Elaine was Board Chair of the Lymphedema Advocacy Group and a driving force behind the Lymphedema Treatment Act. She lived with lymphedema for twenty years, having developed it as a result of bilateral breast cancer treatments in 1999.
Please take a moment to read her legacy letter, which she wrote before her passing. You can also continue her efforts by contributing to her fundraiser supporting the Lymphedema Treatment Act.
Here’s a delightful video of Elaine, surrounded by fellow advocates and friends, receiving special recognition at the Lymphedema Lobby Days 2018:
Rest in Peace, Elaine — you mean so much to so many. Thank you for all you have done for our community 💙
Shout out from Union Square..hi all my fellow ‘Lymphie-warriors’..Hubby Ric, who has diabetes related LE, is doing quite well; our VA Hospital gave us the compression device. And with some lifestyle changes including better diet, and back to bike riding, etc.we are good to go. Speaking of go… Next week he will be traveling to New Orleans to visit family for three weeks – and begin the next phase of our move – next year. Here’s the rub: He cannot bring that compression device with him. Compact as it is, it is still bulky, not suitcase-friendly. Besides, with the leg wraps and cords, would never get past airport security, I am certain.
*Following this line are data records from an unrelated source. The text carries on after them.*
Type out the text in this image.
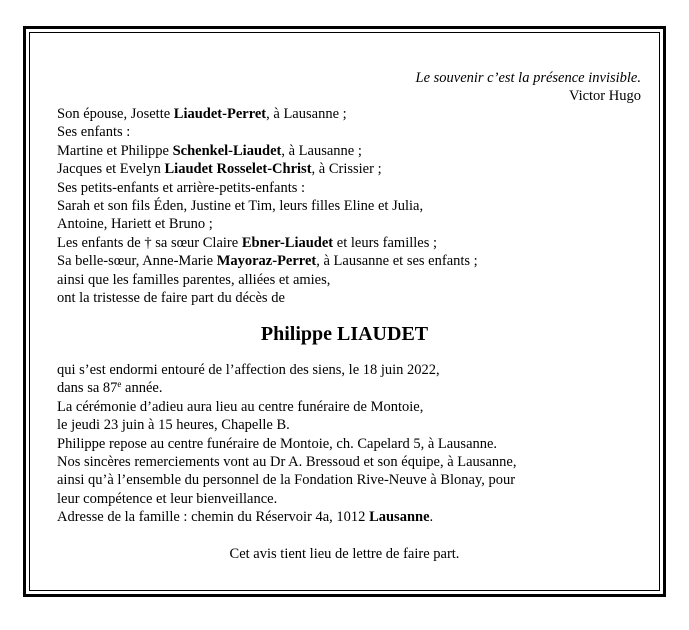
Le souvenir c’est la présence invisible.
Victor Hugo
Son épouse, Josette Liaudet-Perret, à Lausanne ;
Ses enfants :
Martine et Philippe Schenkel-Liaudet, à Lausanne ;
Jacques et Evelyn Liaudet Rosselet-Christ, à Crissier ;
Ses petits-enfants et arrière-petits-enfants :
Sarah et son fils Éden, Justine et Tim, leurs filles Eline et Julia,
Antoine, Hariett et Bruno ;
Les enfants de † sa sœur Claire Ebner-Liaudet et leurs familles ;
Sa belle-sœur, Anne-Marie Mayoraz-Perret, à Lausanne et ses enfants ;
ainsi que les familles parentes, alliées et amies,
ont la tristesse de faire part du décès de
Philippe LIAUDET
qui s’est endormi entouré de l’affection des siens, le 18 juin 2022,
dans sa 87e année.
La cérémonie d’adieu aura lieu au centre funéraire de Montoie,
le jeudi 23 juin à 15 heures, Chapelle B.
Philippe repose au centre funéraire de Montoie, ch. Capelard 5, à Lausanne.
Nos sincères remerciements vont au Dr A. Bressoud et son équipe, à Lausanne,
ainsi qu’à l’ensemble du personnel de la Fondation Rive-Neuve à Blonay, pour
leur compétence et leur bienveillance.
Adresse de la famille : chemin du Réservoir 4a, 1012 Lausanne.
Cet avis tient lieu de lettre de faire part.
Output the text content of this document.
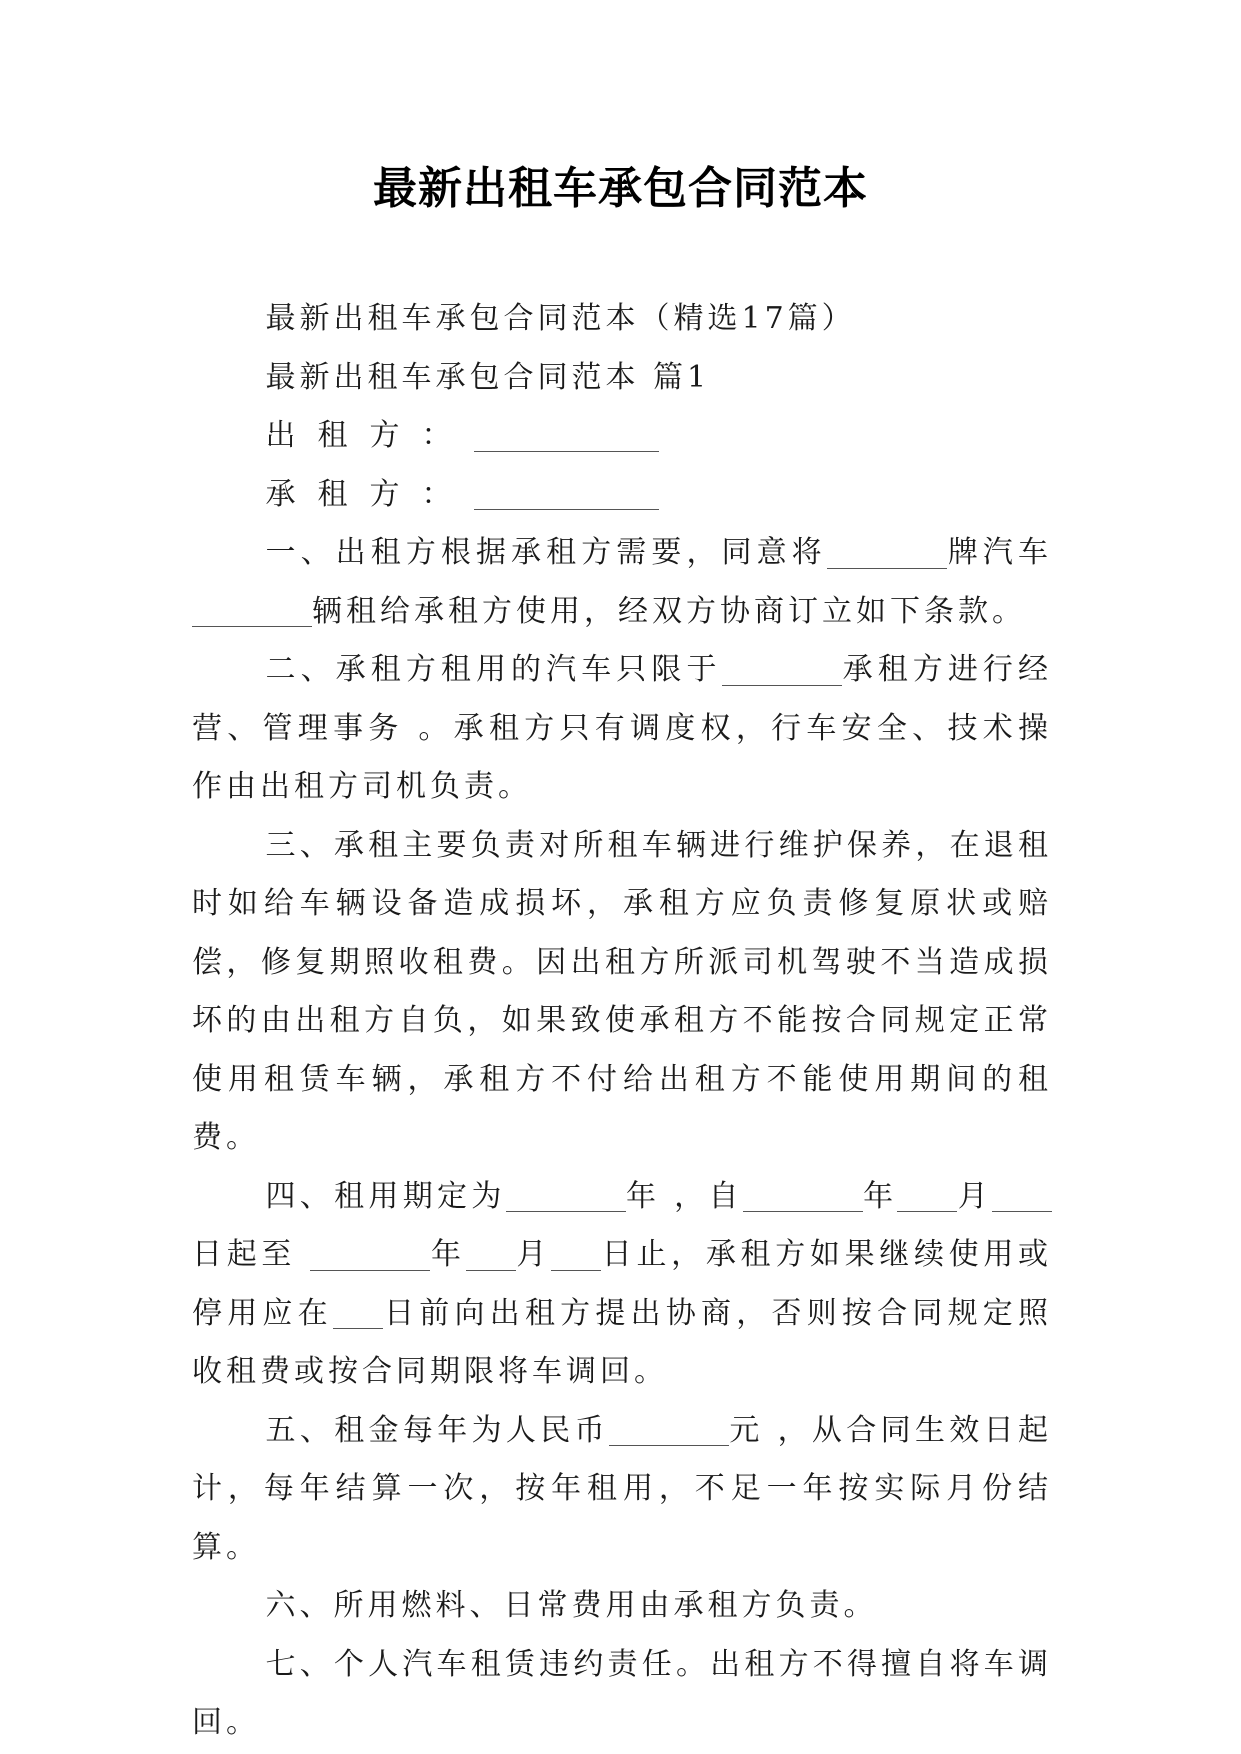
最新出租车承包合同范本

最新出租车承包合同范本（精选17篇）

最新出租车承包合同范本 篇1

出租方：

承租方：

一、出租方根据承租方需要，同意将	牌汽车辆租给承租方使用，经双方协商订立如下条款。

二、承租方租用的汽车只限于	承租方进行经营、管理事务 。承租方只有调度权，行车安全、技术操作由出租方司机负责。

三、承租主要负责对所租车辆进行维护保养，在退租时如给车辆设备造成损坏，承租方应负责修复原状或赔偿，修复期照收租费。因出租方所派司机驾驶不当造成损坏的由出租方自负，如果致使承租方不能按合同规定正常使用租赁车辆，承租方不付给出租方不能使用期间的租费。

四、租用期定为	年 ，自	年 月日起至	年 月 日止，承租方如果继续使用或停用应在 日前向出租方提出协商，否则按合同规定照收租费或按合同期限将车调回。

五、租金每年为人民币	元 ，从合同生效日起计，每年结算一次，按年租用，不足一年按实际月份结算。

六、所用燃料、日常费用由承租方负责。

七、个人汽车租赁违约责任。出租方不得擅自将车调回。
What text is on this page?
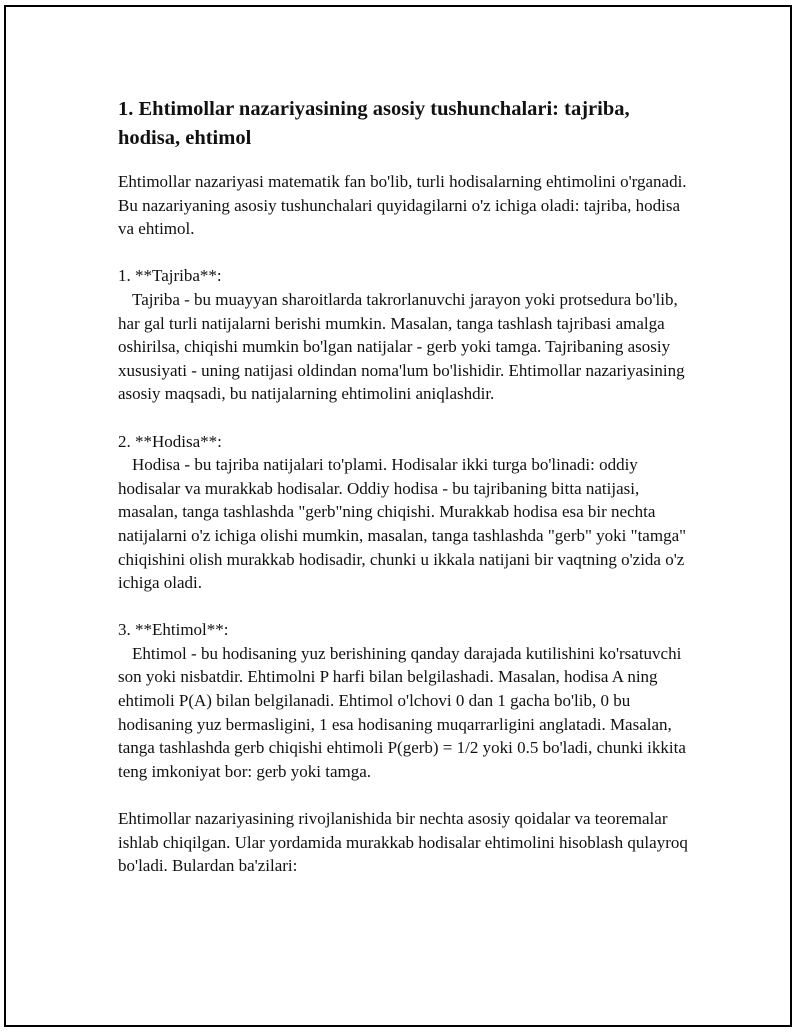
1. Ehtimollar nazariyasining asosiy tushunchalari: tajriba, hodisa, ehtimol

Ehtimollar nazariyasi matematik fan bo'lib, turli hodisalarning ehtimolini o'rganadi. Bu nazariyaning asosiy tushunchalari quyidagilarni o'z ichiga oladi: tajriba, hodisa va ehtimol.

1. **Tajriba**:

Tajriba - bu muayyan sharoitlarda takrorlanuvchi jarayon yoki protsedura bo'lib, har gal turli natijalarni berishi mumkin. Masalan, tanga tashlash tajribasi amalga oshirilsa, chiqishi mumkin bo'lgan natijalar - gerb yoki tamga. Tajribaning asosiy xususiyati - uning natijasi oldindan noma'lum bo'lishidir. Ehtimollar nazariyasining asosiy maqsadi, bu natijalarning ehtimolini aniqlashdir.

2. **Hodisa**:

Hodisa - bu tajriba natijalari to'plami. Hodisalar ikki turga bo'linadi: oddiy hodisalar va murakkab hodisalar. Oddiy hodisa - bu tajribaning bitta natijasi, masalan, tanga tashlashda "gerb"ning chiqishi. Murakkab hodisa esa bir nechta natijalarni o'z ichiga olishi mumkin, masalan, tanga tashlashda "gerb" yoki "tamga" chiqishini olish murakkab hodisadir, chunki u ikkala natijani bir vaqtning o'zida o'z ichiga oladi.

3. **Ehtimol**:

Ehtimol - bu hodisaning yuz berishining qanday darajada kutilishini ko'rsatuvchi son yoki nisbatdir. Ehtimolni P harfi bilan belgilashadi. Masalan, hodisa A ning ehtimoli P(A) bilan belgilanadi. Ehtimol o'lchovi 0 dan 1 gacha bo'lib, 0 bu hodisaning yuz bermasligini, 1 esa hodisaning muqarrarligini anglatadi. Masalan, tanga tashlashda gerb chiqishi ehtimoli P(gerb) = 1/2 yoki 0.5 bo'ladi, chunki ikkita teng imkoniyat bor: gerb yoki tamga.

Ehtimollar nazariyasining rivojlanishida bir nechta asosiy qoidalar va teoremalar ishlab chiqilgan. Ular yordamida murakkab hodisalar ehtimolini hisoblash qulayroq bo'ladi. Bulardan ba'zilari:
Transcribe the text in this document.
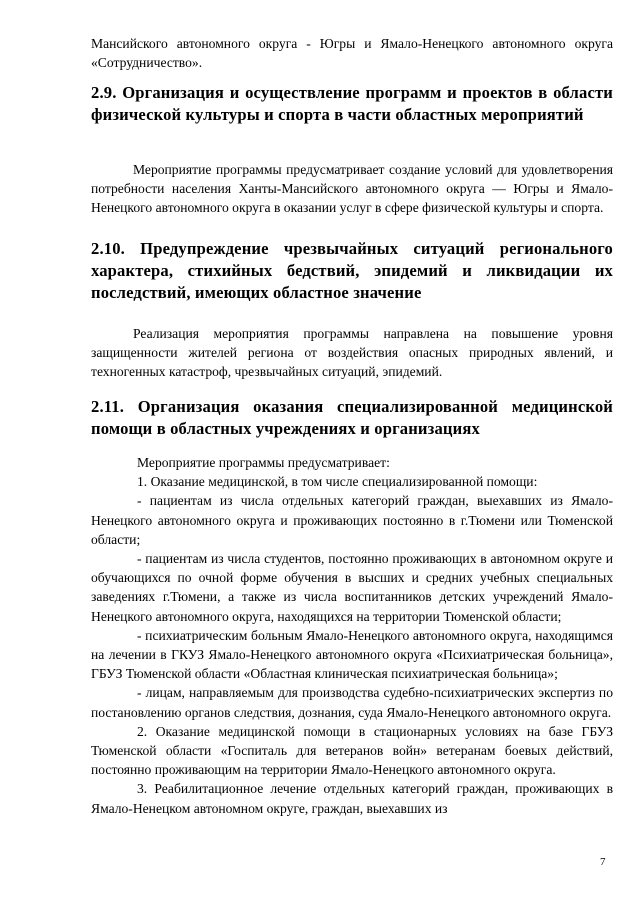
Мансийского автономного округа - Югры и Ямало-Ненецкого автономного округа «Сотрудничество».

2.9. Организация и осуществление программ и проектов в области физической культуры и спорта в части областных мероприятий

Мероприятие программы предусматривает создание условий для удовлетворения потребности населения Ханты-Мансийского автономного округа — Югры и Ямало-Ненецкого автономного округа в оказании услуг в сфере физической культуры и спорта.

2.10. Предупреждение чрезвычайных ситуаций регионального характера, стихийных бедствий, эпидемий и ликвидации их последствий, имеющих областное значение

Реализация мероприятия программы направлена на повышение уровня защищенности жителей региона от воздействия опасных природных явлений, и техногенных катастроф, чрезвычайных ситуаций, эпидемий.

2.11. Организация оказания специализированной медицинской помощи в областных учреждениях и организациях

Мероприятие программы предусматривает:

1. Оказание медицинской, в том числе специализированной помощи:

- пациентам из числа отдельных категорий граждан, выехавших из Ямало-Ненецкого автономного округа и проживающих постоянно в г.Тюмени или Тюменской области;

- пациентам из числа студентов, постоянно проживающих в автономном округе и обучающихся по очной форме обучения в высших и средних учебных специальных заведениях г.Тюмени, а также из числа воспитанников детских учреждений Ямало-Ненецкого автономного округа, находящихся на территории Тюменской области;

- психиатрическим больным Ямало-Ненецкого автономного округа, находящимся на лечении в ГКУЗ Ямало-Ненецкого автономного округа «Психиатрическая больница», ГБУЗ Тюменской области «Областная клиническая психиатрическая больница»;

- лицам, направляемым для производства судебно-психиатрических экспертиз по постановлению органов следствия, дознания, суда Ямало-Ненецкого автономного округа.

2. Оказание медицинской помощи в стационарных условиях на базе ГБУЗ Тюменской области «Госпиталь для ветеранов войн» ветеранам боевых действий, постоянно проживающим на территории Ямало-Ненецкого автономного округа.

3. Реабилитационное лечение отдельных категорий граждан, проживающих в Ямало-Ненецком автономном округе, граждан, выехавших из

7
Thinking caps, guys!!! I hope a genius med-science geek out there with an eye toward developing new LE self-care technologies can brainstorm a ‘portable compression device adapted for LE patients who travel’..a scaled down version that still (compactly!) does the job. We did this with oxygen tanks. Ok? And…look at the size of today’s cellphones. This is a do-able thing… NOLA has a wonderful new VA Hospital, so Ric will be well looked after away from NY. Plus my NOLA sister in law is a retired critical care nurse. All the same, Alexa…wouldn’t it be great if there were a state-of-the-art-device LE patients COULD bring along when traveling?